In the Kenya Power application that is being reviewed by Epra, Domestic Lifeline consumers - the subsidised consumers band - will see electricity cost nearly double to Sh14 from Sh7.70 up from the tariff published in January 2022 that led to a 15 per cent reduction in cost of power.
This is the cost of energy before taxes, levies and pass through costs (fuel and forex adjustments) are loaded.
Ordinary domestic consumers will see their power prices increase to Sh21.68 (also before taxes and levies are loaded) up from Sh12.60 per unit in the tariff that was published last year January. The average cost of a unit of electricity across all consumer categories, including the commercial and industrial will increase.
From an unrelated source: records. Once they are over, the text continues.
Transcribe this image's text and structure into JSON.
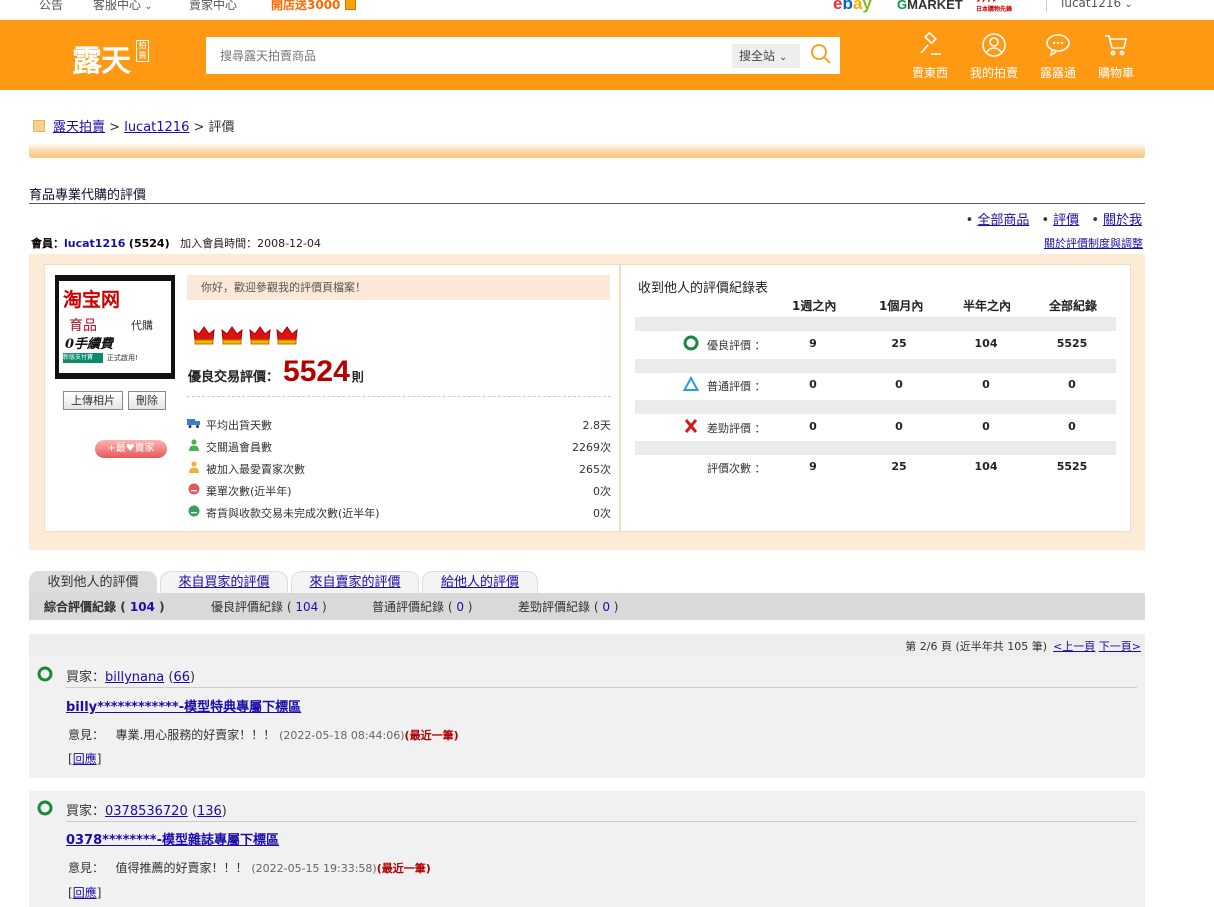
{
  "topbar": {
    "announcement": "公告",
    "service_center": "客服中心",
    "seller_center": "賣家中心",
    "promo": "開店送3000",
    "partners": [
      "ebay",
      "Gmarket",
      "日本樂天"
    ],
    "rakuten_sub": "日本購物先鋒",
    "username": "lucat1216"
  },
  "header": {
    "logo": "露天",
    "logo_badge": "拍賣",
    "search_placeholder": "搜尋露天拍賣商品",
    "search_scope": "搜全站",
    "nav": [
      {
        "icon": "gavel-icon",
        "label": "賣東西"
      },
      {
        "icon": "user-icon",
        "label": "我的拍賣"
      },
      {
        "icon": "chat-icon",
        "label": "露露通"
      },
      {
        "icon": "cart-icon",
        "label": "購物車"
      }
    ]
  },
  "breadcrumb": {
    "home": "露天拍賣",
    "sep": ">",
    "user": "lucat1216",
    "current": "評價"
  },
  "store": {
    "title": "育品專業代購的評價",
    "links": [
      "全部商品",
      "評價",
      "關於我"
    ],
    "member_label": "會員：",
    "member_name": "lucat1216",
    "member_score": "(5524)",
    "join_label": "加入會員時間：",
    "join_date": "2008-12-04",
    "rules_link": "關於評價制度與調整"
  },
  "profile": {
    "avatar_text": [
      "淘宝网",
      "育品",
      "0手續費",
      "新版支付寶",
      "正式啟用!",
      "代購"
    ],
    "upload_btn": "上傳相片",
    "delete_btn": "刪除",
    "fav_btn": "+最♥賣家",
    "welcome": "你好，歡迎參觀我的評價頁檔案！",
    "rating_label": "優良交易評價：",
    "rating_value": "5524",
    "rating_unit": "則",
    "stats": [
      {
        "icon": "truck-icon",
        "label": "平均出貨天數",
        "value": "2.8天"
      },
      {
        "icon": "member-icon",
        "label": "交關過會員數",
        "value": "2269次"
      },
      {
        "icon": "favorite-member-icon",
        "label": "被加入最愛賣家次數",
        "value": "265次"
      },
      {
        "icon": "abandon-icon",
        "label": "棄單次數(近半年)",
        "value": "0次"
      },
      {
        "icon": "incomplete-icon",
        "label": "寄貨與收款交易未完成次數(近半年)",
        "value": "0次"
      }
    ]
  },
  "records": {
    "title": "收到他人的評價紀錄表",
    "headers": [
      "1週之內",
      "1個月內",
      "半年之內",
      "全部紀錄"
    ],
    "rows": [
      {
        "icon": "good-circle-icon",
        "label": "優良評價 ：",
        "values": [
          "9",
          "25",
          "104",
          "5525"
        ]
      },
      {
        "icon": "neutral-triangle-icon",
        "label": "普通評價 ：",
        "values": [
          "0",
          "0",
          "0",
          "0"
        ]
      },
      {
        "icon": "bad-x-icon",
        "label": "差勁評價 ：",
        "values": [
          "0",
          "0",
          "0",
          "0"
        ]
      },
      {
        "icon": "",
        "label": "評價次數 ：",
        "values": [
          "9",
          "25",
          "104",
          "5525"
        ]
      }
    ]
  },
  "tabs": [
    "收到他人的評價",
    "來自買家的評價",
    "來自賣家的評價",
    "給他人的評價"
  ],
  "subtabs": [
    {
      "label": "綜合評價紀錄",
      "count": "104"
    },
    {
      "label": "優良評價紀錄",
      "count": "104"
    },
    {
      "label": "普通評價紀錄",
      "count": "0"
    },
    {
      "label": "差勁評價紀錄",
      "count": "0"
    }
  ],
  "pager": {
    "info": "第 2/6 頁 (近半年共 105 筆)",
    "prev": "<上一頁",
    "next": "下一頁>"
  },
  "reviews": [
    {
      "role": "買家：",
      "buyer": "billynana",
      "score": "66",
      "item": "billy************-模型特典專屬下標區",
      "comment_label": "意見：",
      "comment": "專業.用心服務的好賣家！！！",
      "timestamp": "(2022-05-18 08:44:06)",
      "latest": "(最近一筆)",
      "reply": "回應"
    },
    {
      "role": "買家：",
      "buyer": "0378536720",
      "score": "136",
      "item": "0378********-模型雜誌專屬下標區",
      "comment_label": "意見：",
      "comment": "值得推薦的好賣家！！！",
      "timestamp": "(2022-05-15 19:33:58)",
      "latest": "(最近一筆)",
      "reply": "回應"
    }
  ],
  "colors": {
    "brand_orange": "#ff9913",
    "panel_bg": "#fcebd7",
    "rating_red": "#b50000",
    "link_blue": "#1a0dab"
  }
}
With the addition of taxies, levies and the pass through costs, some of the consumer segments will see their per unit cost of power increase to more than Sh30.
When the proposed tariff was being subjected to public participation, a senior Energy Ministry official explained the rationale behind the increase that Kenya Power was asking for.
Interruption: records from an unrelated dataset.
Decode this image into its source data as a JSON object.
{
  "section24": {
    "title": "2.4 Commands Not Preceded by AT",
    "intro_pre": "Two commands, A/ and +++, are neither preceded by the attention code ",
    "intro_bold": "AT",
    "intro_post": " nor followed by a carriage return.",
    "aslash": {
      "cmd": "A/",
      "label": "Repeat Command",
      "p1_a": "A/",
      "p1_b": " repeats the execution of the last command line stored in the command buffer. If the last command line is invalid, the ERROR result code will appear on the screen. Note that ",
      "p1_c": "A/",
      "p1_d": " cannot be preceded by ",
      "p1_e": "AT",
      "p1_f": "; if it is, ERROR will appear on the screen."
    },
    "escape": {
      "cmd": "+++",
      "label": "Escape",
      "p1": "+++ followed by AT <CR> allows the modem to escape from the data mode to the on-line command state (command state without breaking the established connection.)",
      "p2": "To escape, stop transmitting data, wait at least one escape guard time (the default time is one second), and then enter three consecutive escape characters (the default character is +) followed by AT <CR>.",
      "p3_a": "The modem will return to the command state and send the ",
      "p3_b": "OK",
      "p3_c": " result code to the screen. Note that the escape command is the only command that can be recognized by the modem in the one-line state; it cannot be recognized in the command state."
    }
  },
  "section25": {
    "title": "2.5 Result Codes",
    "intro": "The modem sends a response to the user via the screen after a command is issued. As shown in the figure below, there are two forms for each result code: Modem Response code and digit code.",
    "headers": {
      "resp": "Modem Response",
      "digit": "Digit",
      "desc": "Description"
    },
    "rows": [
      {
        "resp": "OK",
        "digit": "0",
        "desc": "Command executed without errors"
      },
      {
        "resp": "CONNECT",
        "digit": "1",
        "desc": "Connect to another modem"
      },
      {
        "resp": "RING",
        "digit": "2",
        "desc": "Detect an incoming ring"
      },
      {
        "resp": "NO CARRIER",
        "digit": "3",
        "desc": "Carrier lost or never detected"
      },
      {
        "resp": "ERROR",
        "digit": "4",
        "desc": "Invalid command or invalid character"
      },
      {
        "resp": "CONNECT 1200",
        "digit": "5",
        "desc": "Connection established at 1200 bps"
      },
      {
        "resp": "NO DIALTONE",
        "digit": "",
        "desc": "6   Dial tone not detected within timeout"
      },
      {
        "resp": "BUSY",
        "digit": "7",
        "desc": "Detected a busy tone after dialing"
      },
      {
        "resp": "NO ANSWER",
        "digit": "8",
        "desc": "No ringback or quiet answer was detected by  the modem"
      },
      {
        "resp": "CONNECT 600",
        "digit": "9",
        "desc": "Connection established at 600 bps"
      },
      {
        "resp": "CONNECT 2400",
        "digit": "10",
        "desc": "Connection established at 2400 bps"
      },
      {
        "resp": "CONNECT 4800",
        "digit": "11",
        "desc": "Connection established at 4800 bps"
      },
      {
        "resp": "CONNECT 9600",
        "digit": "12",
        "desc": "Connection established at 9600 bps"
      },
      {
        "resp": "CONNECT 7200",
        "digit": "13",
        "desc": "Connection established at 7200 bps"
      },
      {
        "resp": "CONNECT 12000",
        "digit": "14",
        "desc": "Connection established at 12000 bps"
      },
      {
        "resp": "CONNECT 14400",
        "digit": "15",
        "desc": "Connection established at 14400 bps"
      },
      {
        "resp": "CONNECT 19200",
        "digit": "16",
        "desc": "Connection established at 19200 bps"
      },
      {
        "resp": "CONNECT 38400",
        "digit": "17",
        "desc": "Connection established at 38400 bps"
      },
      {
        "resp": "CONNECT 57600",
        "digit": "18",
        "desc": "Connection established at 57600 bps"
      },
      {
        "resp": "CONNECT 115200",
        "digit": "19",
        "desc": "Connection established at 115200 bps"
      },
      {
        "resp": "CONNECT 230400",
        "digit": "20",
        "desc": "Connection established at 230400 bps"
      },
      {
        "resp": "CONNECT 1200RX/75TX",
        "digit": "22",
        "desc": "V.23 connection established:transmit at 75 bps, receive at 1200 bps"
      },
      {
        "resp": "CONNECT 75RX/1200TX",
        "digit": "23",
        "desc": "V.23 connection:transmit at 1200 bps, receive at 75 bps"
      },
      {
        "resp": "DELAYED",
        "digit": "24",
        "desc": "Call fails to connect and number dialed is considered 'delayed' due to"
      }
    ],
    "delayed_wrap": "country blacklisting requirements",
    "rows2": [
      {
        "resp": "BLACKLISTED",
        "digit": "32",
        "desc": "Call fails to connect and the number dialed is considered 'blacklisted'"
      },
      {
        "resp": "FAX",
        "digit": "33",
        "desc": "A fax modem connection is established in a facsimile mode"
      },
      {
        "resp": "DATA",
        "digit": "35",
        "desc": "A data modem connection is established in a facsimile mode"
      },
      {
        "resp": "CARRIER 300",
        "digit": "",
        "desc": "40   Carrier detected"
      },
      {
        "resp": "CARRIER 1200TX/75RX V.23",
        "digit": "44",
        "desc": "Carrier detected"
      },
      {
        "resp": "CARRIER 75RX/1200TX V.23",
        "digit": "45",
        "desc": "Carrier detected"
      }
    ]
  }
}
Like Ndii, he noted that if Kenya Power and the industry failed to mobilise adequate resources to reinvest in power generation and transmission, Kenyans would easily find themselves where South Africans have found themselves. “We do not want to end where South Africa is at the moment, where while the demand kept growing, the investments were curtailed by suppressing growth in tariffs, which in turn led to under investment in generation and transmission.
“Eskom (the country’s electricity utility) has been left without adequate capacity,” said the official.
“If there are no investments in the sector, we are going to go down. Then we will not be talking about high prices but a crisis of darkness. The cost of darkness is more expensive than expensive power.”
South Africa’s power sector is said to be too old and prone to failure, with some reportedly being unavailable 50 per cent of the time.
The sector also failed to invest especially over the last three decades and the country now has to grapple with higher demand for power that its power production capacity cannot meet.
Successive governments refrained from increasing power costs and at some point even offered electricity free of charge to households using 50 units of power per month. Kenyan authorities – including Ndii – are now singling out the consumer friendly tariffs as the cause of the crisis in South Africa.
However, numerous reports show that corruption within South Africa’s power sector has robbed the industry of resources to plough back into power generation and transmission.
Reports say systemic corruption and mismanagement at Eskom over the years are largely to blame for the crisis that the country is experiencing today. A recent commission of inquiry on corruption in South Africa’s public sector recommended criminal prosecution of Eskom’s former board of directors for overseeing an era of graft. The Presidential Taskforce on Review of Power Purchase Agreements in 2021 noted that corruption in Kenya’s electricity sector “remains a distinct challenge”.